A normal interpretation of the above has the authors as making the fallacy. It is even contradictory, an effect size of d=.37 is a medium-small effect, but in the same sentence they state that there is no effect (i.e. d=0).
However, later on they write:
VVIQ2 scores were found to significantly correlate with imagery strength from the binocular rivalry task, r = .37, p < .01. As is evident in Fig. 3A, imagery strength measured by the binocular rivalry task varied significantly between menstrual groups, F(2, 55) = 8.58, p < .001, η2 = .24, with mid luteal females showing stronger imagery than both males, p < .05, d = 1.03, and late follicular females, p < .001, d = 1.26. These latter two groups’ scores did not differ significantly, p = .51, d = 0.34. Together, these findings support the questionnaire data, and the proposal that imagery differences are influenced by menstrual phase and sex hormone concentration.
Now the authors are back to phrasing it in a way that cannot be taken as the fallacy. Sometimes it gets more silly. One paper, Kleisner et al (2014) which received quite a lot of attention in the media, is based on this kind of subgroup analysis where the effect had p<.05 for one gender but not the other. The typical source of this silliness is the relatively small sample size of most studies combined with the authors’ use of exploratory subgroup analysis (which they pretend to be hypothesis-driven in their testing). Gender, age, and race are the typical groups explored and in combination.
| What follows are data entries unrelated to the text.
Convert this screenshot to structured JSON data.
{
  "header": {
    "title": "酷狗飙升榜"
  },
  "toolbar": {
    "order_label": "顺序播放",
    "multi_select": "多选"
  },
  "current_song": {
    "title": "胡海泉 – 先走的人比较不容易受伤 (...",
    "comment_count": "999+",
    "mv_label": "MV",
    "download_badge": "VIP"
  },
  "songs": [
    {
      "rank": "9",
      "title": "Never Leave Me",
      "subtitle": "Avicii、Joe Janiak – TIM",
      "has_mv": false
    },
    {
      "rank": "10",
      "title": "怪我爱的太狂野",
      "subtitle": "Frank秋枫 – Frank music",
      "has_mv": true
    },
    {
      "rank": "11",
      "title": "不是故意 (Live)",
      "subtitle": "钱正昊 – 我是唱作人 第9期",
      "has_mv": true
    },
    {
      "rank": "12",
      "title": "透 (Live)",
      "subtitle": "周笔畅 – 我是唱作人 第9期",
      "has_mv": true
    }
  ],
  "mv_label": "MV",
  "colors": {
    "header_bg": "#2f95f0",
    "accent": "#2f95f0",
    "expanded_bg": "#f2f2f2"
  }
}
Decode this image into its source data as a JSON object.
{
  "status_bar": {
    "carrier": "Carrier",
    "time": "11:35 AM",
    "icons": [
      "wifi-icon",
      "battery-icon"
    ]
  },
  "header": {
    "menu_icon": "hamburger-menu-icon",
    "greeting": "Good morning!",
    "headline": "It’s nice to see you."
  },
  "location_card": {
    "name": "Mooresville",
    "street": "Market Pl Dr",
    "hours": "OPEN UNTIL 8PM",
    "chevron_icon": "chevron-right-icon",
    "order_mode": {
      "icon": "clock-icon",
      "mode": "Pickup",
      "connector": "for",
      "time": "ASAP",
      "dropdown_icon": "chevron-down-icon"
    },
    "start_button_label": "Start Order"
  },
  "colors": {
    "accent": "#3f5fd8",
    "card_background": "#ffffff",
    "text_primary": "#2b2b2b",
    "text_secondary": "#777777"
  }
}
Probably, it best is scientists would stop using “significant” to talk about lowish p values. There is a very large probability that the public will misunderstand this. (There was agood study recently about this, but I can’t find it again, help!)
Kleisner, K., Chvátalová, V., & Flegr, J. (2014). Perceived intelligence is associated with measured intelligence in men but not women. PloS one, 9(3), e81237.